Enfin, en validant finalement le rapprochement d’Alstom avec un groupe américain, le gouvernement français fait sans doute davantage le choix du passé que celui du futur et s’enfonce ainsi dans une troisième illusion. En effet, la globalisation mondiale des échanges pourrait bien marquer le pas au profit d’un renforcement d’ensembles régionaux plus cohérents et mieux structurés. Les nouvelles disparitions de barrières recommandées par l’Organisation Mondiale du Commerce (OMC) se heurtent à des oppositions croissantes. Celles-ci résultent pour l’essentiel du constat que le libéralisme est surtout efficace et équitable entre Etats de puissance et d’avancée comparable; entre partenaires de force inégale, il est au contraire le meilleur moyen pour « tuer » le plus faible, conformément au vieil adage du « renard libre dans un poulailler libre ». Au rebours d’une intégration globale forcenée, on risque donc d’assister à une « fragmentation » au moins momentanée du globe entre blocs au sein desquels se concentreraient les efforts d’intégration, de mise à niveau commune, de développement plus solidaire et donc plus profitable à tous. On assiste en effet à une double tendance. La construction de zones régionales  ou l’entrée dans celles-ci constituent toujours une aspiration essentielle pour les pays souffrant de leur isolement économique et politique. En revanche, l’élargissement trop rapide des unions régionales existantes accroit les risques de fragilisation et de perte de signification et d’intérêt de celles-ci pour leurs habitants, ainsi qu’en témoigne l’Union Européenne. Le renforcement d’ensembles plus restreints mais mieux soudés pourrait donc être de plus  en plus préféré, hormis pour les questions d’établissement de règles générales et de règlement des différends commerciaux.

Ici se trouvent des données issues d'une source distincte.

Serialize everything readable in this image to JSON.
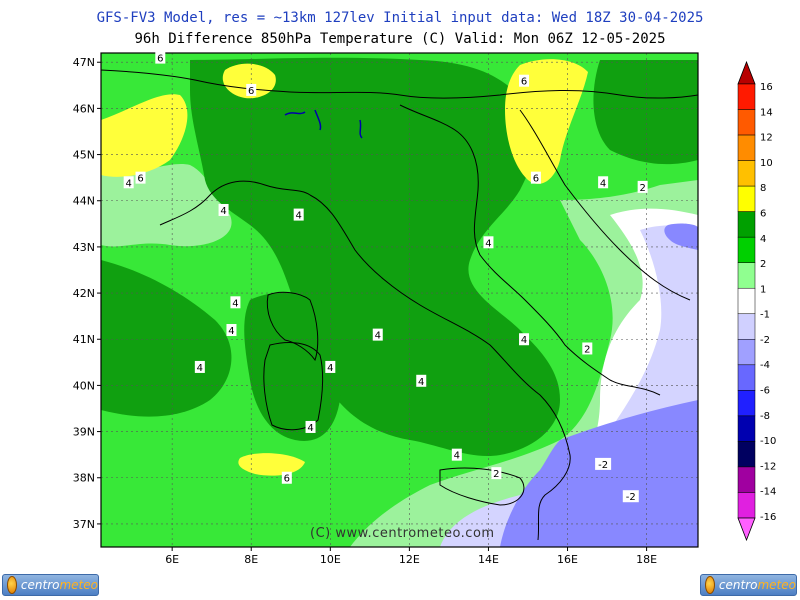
{
  "header": {
    "title_line1": "GFS-FV3 Model, res = ~13km 127lev   Initial input data: Wed 18Z 30-04-2025",
    "title_line2": "96h Difference 850hPa Temperature (C)  Valid: Mon 06Z 12-05-2025"
  },
  "map": {
    "lat_labels": [
      "47N",
      "46N",
      "45N",
      "44N",
      "43N",
      "42N",
      "41N",
      "40N",
      "39N",
      "38N",
      "37N"
    ],
    "lon_labels": [
      "6E",
      "8E",
      "10E",
      "12E",
      "14E",
      "16E",
      "18E"
    ],
    "lat_range": [
      36.5,
      47.2
    ],
    "lon_range": [
      4.2,
      19.3
    ],
    "contour_labels": [
      {
        "text": "6",
        "lon": 5.7,
        "lat": 47.1
      },
      {
        "text": "6",
        "lon": 8.0,
        "lat": 46.4
      },
      {
        "text": "6",
        "lon": 5.2,
        "lat": 44.5
      },
      {
        "text": "4",
        "lon": 4.9,
        "lat": 44.4
      },
      {
        "text": "4",
        "lon": 7.3,
        "lat": 43.8
      },
      {
        "text": "4",
        "lon": 9.2,
        "lat": 43.7
      },
      {
        "text": "6",
        "lon": 14.9,
        "lat": 46.6
      },
      {
        "text": "6",
        "lon": 15.2,
        "lat": 44.5
      },
      {
        "text": "4",
        "lon": 16.9,
        "lat": 44.4
      },
      {
        "text": "2",
        "lon": 17.9,
        "lat": 44.3
      },
      {
        "text": "4",
        "lon": 14.0,
        "lat": 43.1
      },
      {
        "text": "4",
        "lon": 7.6,
        "lat": 41.8
      },
      {
        "text": "4",
        "lon": 7.5,
        "lat": 41.2
      },
      {
        "text": "4",
        "lon": 11.2,
        "lat": 41.1
      },
      {
        "text": "4",
        "lon": 14.9,
        "lat": 41.0
      },
      {
        "text": "2",
        "lon": 16.5,
        "lat": 40.8
      },
      {
        "text": "4",
        "lon": 6.7,
        "lat": 40.4
      },
      {
        "text": "4",
        "lon": 10.0,
        "lat": 40.4
      },
      {
        "text": "4",
        "lon": 12.3,
        "lat": 40.1
      },
      {
        "text": "4",
        "lon": 9.5,
        "lat": 39.1
      },
      {
        "text": "4",
        "lon": 13.2,
        "lat": 38.5
      },
      {
        "text": "6",
        "lon": 8.9,
        "lat": 38.0
      },
      {
        "text": "2",
        "lon": 14.2,
        "lat": 38.1
      },
      {
        "text": "-2",
        "lon": 16.9,
        "lat": 38.3
      },
      {
        "text": "-2",
        "lon": 17.6,
        "lat": 37.6
      }
    ]
  },
  "colorbar": {
    "labels": [
      "16",
      "14",
      "12",
      "10",
      "8",
      "6",
      "4",
      "2",
      "1",
      "-1",
      "-2",
      "-4",
      "-6",
      "-8",
      "-10",
      "-12",
      "-14",
      "-16"
    ],
    "colors": [
      "#b80000",
      "#ff1a00",
      "#ff5a00",
      "#ff8c00",
      "#ffc000",
      "#ffff00",
      "#00a000",
      "#00d000",
      "#90ff90",
      "#ffffff",
      "#d0d0ff",
      "#a0a0ff",
      "#6868ff",
      "#2020ff",
      "#0000b0",
      "#000060",
      "#a000a0",
      "#e020e0",
      "#ff60ff"
    ]
  },
  "legend_colors": {
    "yellow": "#ffff3a",
    "dark_green": "#10a010",
    "bright_green": "#38e838",
    "light_green": "#9cf29c",
    "white": "#ffffff",
    "lavender": "#d4d4ff",
    "periwinkle": "#8888ff"
  },
  "footer": {
    "credit": "(C) www.centrometeo.com",
    "logo_word1": "centro",
    "logo_word2": "meteo"
  }
}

L’exemple des récents ennuis de la banque BNP aux Etats-Unis, pour des raisons de politique étrangère propres à cet « allié », montre jusqu’où peuvent aller les entorses au libéralisme lorsque des considérations purement nationales sont considérées comme applicables à toutes les filiales, même non américaines, de sociétés étrangères. Face à de tels risques, qui pourraient s’appliquer au nouvel ensemble Alstom/GE, il est permis de se demander si le choix d’un partenariat européen pour l’avenir du groupe français n’était pas plus logique. Certes, la solution pouvait être difficile à trouver, pour les raisons de doublons bien identifiées par les entreprises concernées, mais tout problème est à moitié résolu dès qu’il est bien posé. La réussite d’Airbus témoigne d’ailleurs du caractère porteur de la construction de champions européens.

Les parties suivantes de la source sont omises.